Monday, October 31, 2011

Sumati Dadkar, MD , College of Public Health-Department of Health Services Administration, East Tennessee State University, Johnson City, TN
Hadii Mamudu, MPA, PhD , Department of Health Services Administration, University of California, San Francisco, Johnson City, TN
Sreenivas P. Veeranki, MD, MPH , Department of Biostatistics and Epidemiology, East Tennessee State University, Johnson City, TN
Yi He, MPH , Department of Biostatistics and Epidemiology, East Tennessee State University, Johnson City, TN
Background: Tennessee, the third largest tobacco-producing state in the U.S., enacted Non-Smokers Protection Act in 2007, making most enclosed public places 100% smoke-free.We conducted a stakeholder analysis of why and how the diverse interests in the state collaborated to develop the policy and identified areas and opportunities for improvement. Methods: We utilized qualitative research approach by triangulating interviews with archival documents and news reports. We thematically coded archival documents and interviews using Nvivo software to identify strategic relationships, cross-cutting issues, and themes in policy development and implementation process. Additionally, the coded data was analyzed using descriptive characteristics. To date, we have conducted 21 interviews with legislators, government officials, representatives from NGO's, health organizations and businesses. Preliminary results: The interviews revealed that the smoke-free policy idea for Tennessee originated in 2004 by a cluster of students living in a college dormitory and exposed to excessive secondhand smoke from peers. Subsequently, Campaign for Healthy and Responsible Tennessee (CHART), a smoke-free coalition of health and community organizations was formed to initiate the movement towards policy development. Although CHART was influential in getting the issue onto the agenda, favorable political circumstance was the main reason for adoption of the policy. The trade-offs between either having a policy or not, resulted in “super-preemption” clause and exemptions.
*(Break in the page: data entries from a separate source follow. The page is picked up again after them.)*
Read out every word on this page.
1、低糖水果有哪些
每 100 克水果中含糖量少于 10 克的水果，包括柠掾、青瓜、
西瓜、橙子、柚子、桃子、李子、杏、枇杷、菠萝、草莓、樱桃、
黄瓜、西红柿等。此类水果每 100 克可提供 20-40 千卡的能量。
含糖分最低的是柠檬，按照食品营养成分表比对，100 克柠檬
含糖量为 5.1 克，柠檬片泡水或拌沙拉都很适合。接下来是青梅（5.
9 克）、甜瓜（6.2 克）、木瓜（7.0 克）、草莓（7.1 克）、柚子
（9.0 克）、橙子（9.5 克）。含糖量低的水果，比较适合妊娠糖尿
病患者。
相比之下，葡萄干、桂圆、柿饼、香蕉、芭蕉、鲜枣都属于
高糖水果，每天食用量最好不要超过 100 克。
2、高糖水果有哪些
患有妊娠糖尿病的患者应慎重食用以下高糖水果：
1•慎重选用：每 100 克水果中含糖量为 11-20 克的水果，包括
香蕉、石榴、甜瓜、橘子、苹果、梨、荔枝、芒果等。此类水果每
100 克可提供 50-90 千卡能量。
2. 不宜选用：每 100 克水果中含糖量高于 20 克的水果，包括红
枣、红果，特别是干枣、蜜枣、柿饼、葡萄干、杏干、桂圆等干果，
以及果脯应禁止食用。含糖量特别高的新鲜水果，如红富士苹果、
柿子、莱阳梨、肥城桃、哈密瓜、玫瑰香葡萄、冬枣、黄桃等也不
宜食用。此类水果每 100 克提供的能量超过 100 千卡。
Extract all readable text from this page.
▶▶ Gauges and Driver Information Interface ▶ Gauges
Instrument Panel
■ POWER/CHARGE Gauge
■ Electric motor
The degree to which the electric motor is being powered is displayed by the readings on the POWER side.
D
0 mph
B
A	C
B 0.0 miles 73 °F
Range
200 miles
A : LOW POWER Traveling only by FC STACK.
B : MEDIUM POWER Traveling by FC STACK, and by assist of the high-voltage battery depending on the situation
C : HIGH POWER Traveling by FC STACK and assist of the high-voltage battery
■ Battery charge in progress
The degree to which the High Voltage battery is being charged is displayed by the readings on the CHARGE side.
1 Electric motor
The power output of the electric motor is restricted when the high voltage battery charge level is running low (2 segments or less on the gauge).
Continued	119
Conclusions: This study not only provides insight into development and implementation of smoke-free policy and identifies areas for improvements but also provides a framework for stakeholders in other tobacco-producing states and countries interested in developing a smoke-free policy.

Learning Areas:
Advocacy for health and health education
Implementation of health education strategies, interventions and programs
Public health administration or related administration
Public health or related laws, regulations, standards, or guidelines
Public health or related public policy
Public health or related research

Learning Objectives:
1)Describe the policy making process 2)Identify and analyze roles of stakeholders in the policymaking process 3)Identify gaps in implementation of the existing policy and opportunities for improvement 4)Provide a basis for policy makers interested in formulating a smoke-free policy

Keywords: Policy/Policy Development, Tobacco

Presenting author's disclosure statement:

Qualified on the content I am responsible for because: I was involved at the very beginning and made important contributions to this research project
Any relevant financial relationships? No

I agree to comply with the American Public Health Association Conflict of Interest and Commercial Support Guidelines, and to disclose to the participants any off-label or experimental uses of a commercial product or service discussed in my presentation.